Bethesda Home for Boys

Franklin was unable to persuade Whitefield to build his orphanage in Philadelphia, but the mission to house, educate, and prepare orphaned boys for a trade struck a chord with the former apprentice. Franklin relented and invested in the project. In 1740 the Bethesda Home for Boys was established in Savannah, GA. With the exception of a few lapses due to fire and wars, the orphanage has continued to this day. More than 10,000 boys have been served by Bethesda in its 265 years.


1. Strategy without passion is less than compelling. Benjamin Franklin was the classic strategic donor, and Whitefield’s plan was strategically unappealing. Locating the boys’ home in Philadelphia would have been a much more efficient use of funds (especially for Philadelphia orphans). But in this instance, as occasionally happens, passion and persistence prevailed over strategy.

2. Representing a cause is not the same as owning it. Few modern-day fundraisers could match Whitefield as an orator. However, his success with Franklin was probably more than just his speaking ability. Like most highly successful fundraisers, Whitefield’s passion was fueled by his sense of personal ownership in the mission.

More than 10,000 boys have been served by Bethesda in its 265 years.

Fundraising in the 21st century has become a career option of choice, and it is indeed a noble occupation. Some, however, pursue it more nobly than others. That is to say, some fundraisers simply represent the organization that employs them while others take personal ownership in the mission. Of course they don’t own the nonprofit, but they (like Whitefield) are personally invested in the cause. The most noble of the fundraisers I know are not simply following a career path but pursuing a personal mission. A newly hired fundraiser may not have that full sense of mission ownership. in time, however, they’ll have to adopt it as one of their own if they are going reach their highest potential.

3. Whitefield was championing the cause for a particular group of boys with whom he seems to have a personal connection. His mission was not to simply help “some orphans, somewhere.” Whitefield wasn’t interested in Franklin’s “better” idea. His particular concern was for the orphans of Savannah. The most effective fundraisers I know are those who connect on a personal level with the benefactors of their causes—students, patients, or people in need. Jerry Lewis, the comedian and advocate for sick kids, always referred to them as “his kids.” Lewis was not just fundraising for the Muscular Dystrophy Association; he (like Whitefield) was championing the cause of “his kids.”

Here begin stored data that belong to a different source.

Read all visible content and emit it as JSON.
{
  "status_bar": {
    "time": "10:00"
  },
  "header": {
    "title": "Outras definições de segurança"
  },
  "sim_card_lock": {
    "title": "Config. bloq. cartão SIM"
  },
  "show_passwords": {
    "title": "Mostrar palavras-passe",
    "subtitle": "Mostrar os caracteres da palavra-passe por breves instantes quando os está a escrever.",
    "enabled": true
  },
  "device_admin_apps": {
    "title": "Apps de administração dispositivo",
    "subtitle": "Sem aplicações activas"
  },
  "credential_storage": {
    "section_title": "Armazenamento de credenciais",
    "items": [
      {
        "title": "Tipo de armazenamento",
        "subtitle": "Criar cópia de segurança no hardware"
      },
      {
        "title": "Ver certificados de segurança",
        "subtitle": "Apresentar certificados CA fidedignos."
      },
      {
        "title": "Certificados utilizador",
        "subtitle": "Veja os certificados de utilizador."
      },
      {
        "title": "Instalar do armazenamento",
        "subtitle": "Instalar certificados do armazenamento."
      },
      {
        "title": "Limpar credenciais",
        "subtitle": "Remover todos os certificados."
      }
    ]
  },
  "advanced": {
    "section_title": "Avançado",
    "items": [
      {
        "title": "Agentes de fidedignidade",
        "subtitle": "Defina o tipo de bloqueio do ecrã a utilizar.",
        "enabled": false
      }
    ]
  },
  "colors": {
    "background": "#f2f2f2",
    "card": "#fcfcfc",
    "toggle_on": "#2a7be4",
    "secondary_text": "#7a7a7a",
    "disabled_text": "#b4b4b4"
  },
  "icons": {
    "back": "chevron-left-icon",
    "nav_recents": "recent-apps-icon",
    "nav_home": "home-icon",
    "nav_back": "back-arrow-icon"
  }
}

4. Common philanthropic interests will join donors together in the most unlikely ways. Franklin, a philosophical deist, and Whitefield, the staunch Calvinistic, were polar opposites with regard to both fervor and theological essentials. Yet, they became lifelong friends and philanthropic conspirators—particularly in matters concerning orphanages, education, and apprenticeships. All the stipulations in the Franklin endowments originated in his friendship and correspondence with Whitefield.

The most effective fundraisers I know are those who connect on a personal level with the benefactors of their causes—students, patients, or people in need.

When friends, family members, and business associates can agree on nothing else theologically or politically, there is often a philanthropic interest that can serve as a common denominator. The wide diversity of personalities and opinions I have seen come together around a charitable cause is quite remarkable.

That is an application suited more for donors than for fundraisers. However, fundraisers who help foster associations among donors in addition to a relationship with the organization often find that those associations reinforce the long-term commitments to your cause and open doors for you into their extended friendship networks.

Ben Franklin’s endowment to the cities of Philadelphia and Boston demonstrate his strategic approach to philanthropy. That thought process, however, did not originate on Franklin’s deathbed. It was the result of a lifetime of experiences—particularly, an unlikely friendship with the fundraiser, George Whitefield.